Insurance Europe said that regulators should take a long-term view of the situation instead of rushing to impose policy measures that could be "inappropriate."
"The COVID-19 situation continues to evolve, which means that it will not be possible to fully understand the impact of the pandemic before the end of 2020 at the earliest," the trade body said.
There has been a varied impact on the industry because governments have adopted different measures in response to the crisis, the lobby said.
"This means that the ultimate impact of the pandemic on the insurance sector in general and on insurance products specifically can only be assessed on the basis of figures that reflect the longer term, and notably on the basis of products' full life cycles, rather than mid-term in policy periods," Insurance Europe said.
The trade body said it is crucial that regulators adopt "a certain level of supervisory flexibility" because of the uncertainty.
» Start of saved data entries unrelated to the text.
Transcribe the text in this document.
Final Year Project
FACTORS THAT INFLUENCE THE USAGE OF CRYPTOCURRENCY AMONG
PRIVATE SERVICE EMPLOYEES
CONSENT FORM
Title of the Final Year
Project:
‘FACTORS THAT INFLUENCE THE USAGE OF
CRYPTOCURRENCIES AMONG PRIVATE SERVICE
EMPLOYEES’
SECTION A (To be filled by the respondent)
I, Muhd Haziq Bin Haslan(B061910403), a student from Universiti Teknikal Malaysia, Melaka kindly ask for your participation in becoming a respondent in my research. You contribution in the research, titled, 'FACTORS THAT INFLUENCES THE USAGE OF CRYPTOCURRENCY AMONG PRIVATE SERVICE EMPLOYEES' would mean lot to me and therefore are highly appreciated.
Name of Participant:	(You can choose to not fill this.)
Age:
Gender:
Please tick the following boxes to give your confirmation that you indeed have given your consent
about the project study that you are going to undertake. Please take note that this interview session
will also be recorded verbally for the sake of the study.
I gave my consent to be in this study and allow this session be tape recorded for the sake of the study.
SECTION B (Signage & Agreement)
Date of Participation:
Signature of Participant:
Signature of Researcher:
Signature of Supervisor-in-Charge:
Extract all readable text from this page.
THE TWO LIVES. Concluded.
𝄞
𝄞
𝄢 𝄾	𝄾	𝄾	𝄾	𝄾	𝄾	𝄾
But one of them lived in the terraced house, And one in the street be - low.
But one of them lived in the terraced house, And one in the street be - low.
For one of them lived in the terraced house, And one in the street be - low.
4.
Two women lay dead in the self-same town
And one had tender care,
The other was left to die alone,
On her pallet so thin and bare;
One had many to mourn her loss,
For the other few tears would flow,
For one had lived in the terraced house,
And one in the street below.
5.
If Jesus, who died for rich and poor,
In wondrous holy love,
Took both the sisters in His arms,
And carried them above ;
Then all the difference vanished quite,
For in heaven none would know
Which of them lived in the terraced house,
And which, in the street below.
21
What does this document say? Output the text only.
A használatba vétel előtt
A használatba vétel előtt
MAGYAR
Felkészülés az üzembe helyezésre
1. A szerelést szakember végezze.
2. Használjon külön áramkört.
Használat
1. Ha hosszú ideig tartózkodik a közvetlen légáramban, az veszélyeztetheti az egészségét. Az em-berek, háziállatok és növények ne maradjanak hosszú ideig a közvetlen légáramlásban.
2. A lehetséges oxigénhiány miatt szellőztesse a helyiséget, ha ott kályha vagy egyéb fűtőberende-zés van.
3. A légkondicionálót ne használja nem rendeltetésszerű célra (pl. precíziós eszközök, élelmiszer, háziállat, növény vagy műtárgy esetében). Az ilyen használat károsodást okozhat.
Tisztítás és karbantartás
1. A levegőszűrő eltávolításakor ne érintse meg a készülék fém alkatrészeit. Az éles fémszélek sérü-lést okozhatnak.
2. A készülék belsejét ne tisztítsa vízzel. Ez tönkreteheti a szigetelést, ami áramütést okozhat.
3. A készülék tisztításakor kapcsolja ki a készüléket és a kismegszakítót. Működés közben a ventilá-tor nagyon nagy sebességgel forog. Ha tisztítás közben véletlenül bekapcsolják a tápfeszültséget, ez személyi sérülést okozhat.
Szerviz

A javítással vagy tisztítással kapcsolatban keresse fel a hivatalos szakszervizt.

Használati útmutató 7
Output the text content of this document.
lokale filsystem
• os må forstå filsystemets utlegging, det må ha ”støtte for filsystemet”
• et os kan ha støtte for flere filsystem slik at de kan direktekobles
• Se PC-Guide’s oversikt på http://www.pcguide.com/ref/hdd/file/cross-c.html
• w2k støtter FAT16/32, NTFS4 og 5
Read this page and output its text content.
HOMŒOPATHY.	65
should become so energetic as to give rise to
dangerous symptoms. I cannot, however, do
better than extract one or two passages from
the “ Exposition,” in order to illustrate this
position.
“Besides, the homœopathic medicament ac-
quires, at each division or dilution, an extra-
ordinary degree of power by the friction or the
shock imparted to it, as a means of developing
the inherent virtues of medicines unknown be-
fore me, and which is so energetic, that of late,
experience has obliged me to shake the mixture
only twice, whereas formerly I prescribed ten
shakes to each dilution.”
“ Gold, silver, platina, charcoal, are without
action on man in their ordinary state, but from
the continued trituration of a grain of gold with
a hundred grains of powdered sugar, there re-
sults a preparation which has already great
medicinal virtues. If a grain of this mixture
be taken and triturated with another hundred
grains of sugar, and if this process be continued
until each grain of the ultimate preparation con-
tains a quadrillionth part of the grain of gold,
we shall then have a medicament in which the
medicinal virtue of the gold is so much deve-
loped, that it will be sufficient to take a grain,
In the wake of the crisis, many regulators, including the U.K.'s Prudential Regulation Authority, pressured insurers into canceling dividends. Insurance Europe said the Solvency II Directive already contained provisions that would mean dividends payments would be canceled if solvency capital fell below regulatory thresholds.
"Insurance companies therefore set their dividend policy and make dividend decisions very carefully, taking into account their solvency levels, business plans, risk profiles and risk appetites, as well as any significant events that could have a material impact," the trade body said.